I've just tested using the Quen 2.5 refined 32b model, and things aren't improving:
With a longer chat traversing the family tree the fourth child of Louis XVI and Marie Antoinette's, a daughter called Sophie who died as an infant, suddenly became "
Charlotte Luise Philippine de France (1786–1839): The youngest child, she survived the Revolution and later married Prince Ferdinand of Saxe-Coburg-Gotha".
No such person never existed, while Prince Ferdinand did, but in fact married a Hungarian princess.
When asked directly from a clean chat ("
Please give me a full list of Marie Antoinette's children"), Maria-Theresa Charlotte, their first child and the longest living suddenly married the Duke of Parme, while in fact she was moved around as a marriange pawn until she could no longer serve her function as royal birther and remained single: the female line of Marie Antoinette ended with her daughters.
...
Now all that is basically fringe knowledge with next to zero significance to today's problems. But the main issue is that these LLMs have very little understand of what they "know" or how they "learned" it. They are essentially instantiated into inference like a well-schooled amnesiac, which severely limits their ability for self-reflection.
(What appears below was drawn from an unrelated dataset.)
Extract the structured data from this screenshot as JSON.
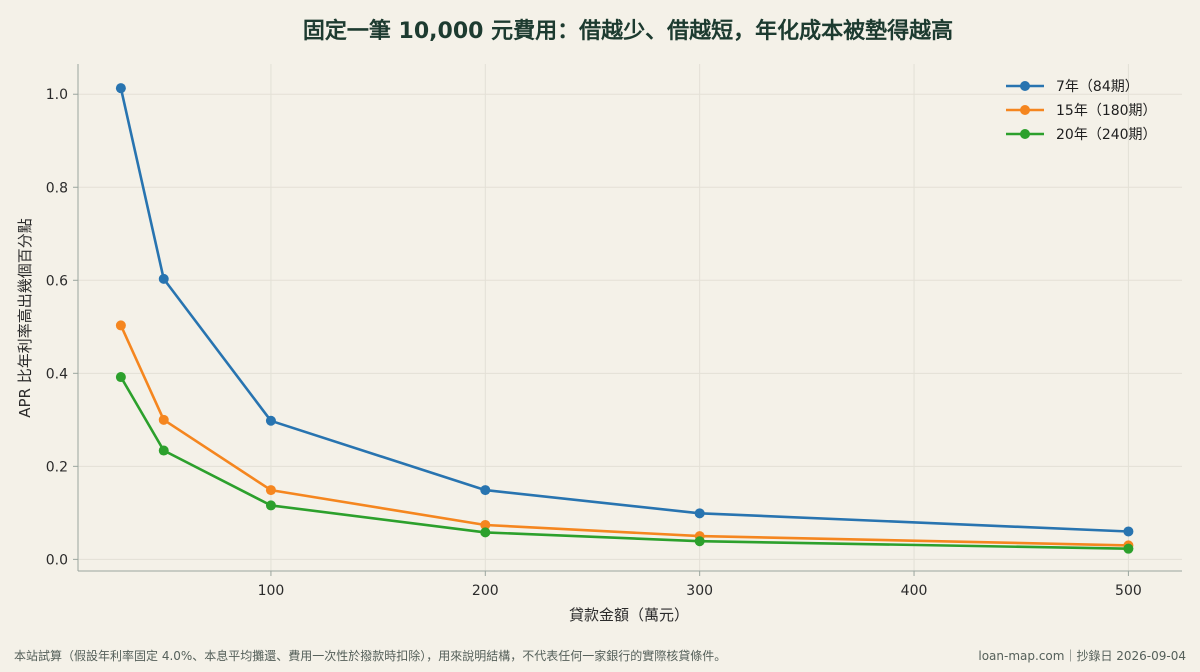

Deep seek may improve that significantly with its open "thought process", but again it's mostly increasing the uncanny valley and it will still go straight off a cliff in its conclusions when the data gets thin.
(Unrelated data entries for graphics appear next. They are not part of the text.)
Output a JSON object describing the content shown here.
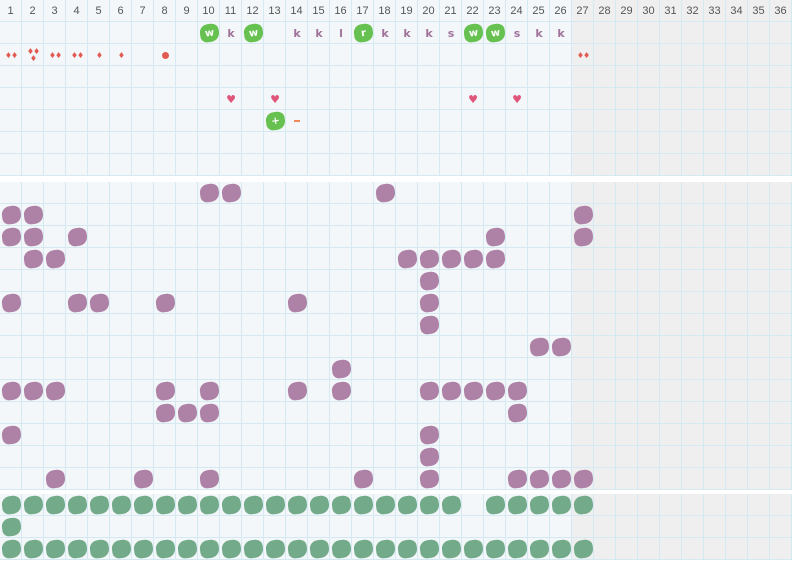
{
  "header": {
    "columns": [
      "1",
      "2",
      "3",
      "4",
      "5",
      "6",
      "7",
      "8",
      "9",
      "10",
      "11",
      "12",
      "13",
      "14",
      "15",
      "16",
      "17",
      "18",
      "19",
      "20",
      "21",
      "22",
      "23",
      "24",
      "25",
      "26",
      "27",
      "28",
      "29",
      "30",
      "31",
      "32",
      "33",
      "34",
      "35",
      "36"
    ],
    "shaded_from_column": 27
  },
  "colors": {
    "grid_line": "#d5e9f2",
    "cell_bg": "#f3f7f9",
    "shaded_bg": "#efefef",
    "green_blob": "#67c150",
    "purple_blob": "#ae82a6",
    "teal_blob": "#72aa8a",
    "letter": "#a0739a",
    "drop": "#e25a52",
    "heart": "#e0557a",
    "minus": "#f08a5a"
  },
  "sections": [
    {
      "rows": 7,
      "marks": [
        {
          "row": 0,
          "col": 10,
          "type": "green-blob",
          "label": "w"
        },
        {
          "row": 0,
          "col": 11,
          "type": "letter",
          "label": "k"
        },
        {
          "row": 0,
          "col": 12,
          "type": "green-blob",
          "label": "w"
        },
        {
          "row": 0,
          "col": 14,
          "type": "letter",
          "label": "k"
        },
        {
          "row": 0,
          "col": 15,
          "type": "letter",
          "label": "k"
        },
        {
          "row": 0,
          "col": 16,
          "type": "letter",
          "label": "l"
        },
        {
          "row": 0,
          "col": 17,
          "type": "green-blob",
          "label": "r"
        },
        {
          "row": 0,
          "col": 18,
          "type": "letter",
          "label": "k"
        },
        {
          "row": 0,
          "col": 19,
          "type": "letter",
          "label": "k"
        },
        {
          "row": 0,
          "col": 20,
          "type": "letter",
          "label": "k"
        },
        {
          "row": 0,
          "col": 21,
          "type": "letter",
          "label": "s"
        },
        {
          "row": 0,
          "col": 22,
          "type": "green-blob",
          "label": "w"
        },
        {
          "row": 0,
          "col": 23,
          "type": "green-blob",
          "label": "w"
        },
        {
          "row": 0,
          "col": 24,
          "type": "letter",
          "label": "s"
        },
        {
          "row": 0,
          "col": 25,
          "type": "letter",
          "label": "k"
        },
        {
          "row": 0,
          "col": 26,
          "type": "letter",
          "label": "k"
        },
        {
          "row": 1,
          "col": 1,
          "type": "drops",
          "count": 2
        },
        {
          "row": 1,
          "col": 2,
          "type": "drops",
          "count": 3
        },
        {
          "row": 1,
          "col": 3,
          "type": "drops",
          "count": 2
        },
        {
          "row": 1,
          "col": 4,
          "type": "drops",
          "count": 2
        },
        {
          "row": 1,
          "col": 5,
          "type": "drops",
          "count": 1
        },
        {
          "row": 1,
          "col": 6,
          "type": "drops",
          "count": 1
        },
        {
          "row": 1,
          "col": 8,
          "type": "dot"
        },
        {
          "row": 1,
          "col": 27,
          "type": "drops",
          "count": 2
        },
        {
          "row": 3,
          "col": 11,
          "type": "heart"
        },
        {
          "row": 3,
          "col": 13,
          "type": "heart"
        },
        {
          "row": 3,
          "col": 22,
          "type": "heart"
        },
        {
          "row": 3,
          "col": 24,
          "type": "heart"
        },
        {
          "row": 4,
          "col": 13,
          "type": "green-blob",
          "label": "+"
        },
        {
          "row": 4,
          "col": 14,
          "type": "minus"
        }
      ]
    },
    {
      "rows": 14,
      "blob_color": "purple",
      "filled": [
        [
          10,
          11,
          18
        ],
        [
          1,
          2,
          27
        ],
        [
          1,
          2,
          4,
          23,
          27
        ],
        [
          2,
          3,
          19,
          20,
          21,
          22,
          23
        ],
        [
          20
        ],
        [
          1,
          4,
          5,
          8,
          14,
          20
        ],
        [
          20
        ],
        [
          25,
          26
        ],
        [
          16
        ],
        [
          1,
          2,
          3,
          8,
          10,
          14,
          16,
          20,
          21,
          22,
          23,
          24
        ],
        [
          8,
          9,
          10,
          24
        ],
        [
          1,
          20
        ],
        [
          20
        ],
        [
          3,
          7,
          10,
          17,
          20,
          24,
          25,
          26,
          27
        ]
      ]
    },
    {
      "rows": 3,
      "blob_color": "teal",
      "filled": [
        [
          1,
          2,
          3,
          4,
          5,
          6,
          7,
          8,
          9,
          10,
          11,
          12,
          13,
          14,
          15,
          16,
          17,
          18,
          19,
          20,
          21,
          23,
          24,
          25,
          26,
          27
        ],
        [
          1
        ],
        [
          1,
          2,
          3,
          4,
          5,
          6,
          7,
          8,
          9,
          10,
          11,
          12,
          13,
          14,
          15,
          16,
          17,
          18,
          19,
          20,
          21,
          22,
          23,
          24,
          25,
          26,
          27
        ]
      ]
    }
  ]
}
I haven't yet checked what happens if you put corrections into the prompt or if there is the ability to add facts and probabilities easily, but all of these actions significantly raise the effort of using these models, while their value creation potential (beyond bubbles) remains very unclear.
And one of the few things even Elon Musk gets right is that "model fusion" via experts is likely to be as difficult as "sensor fusion".
Where he went delusional is pretty near everything else, including that self-driving could be solved (at all and even more economically) only using AI vision data.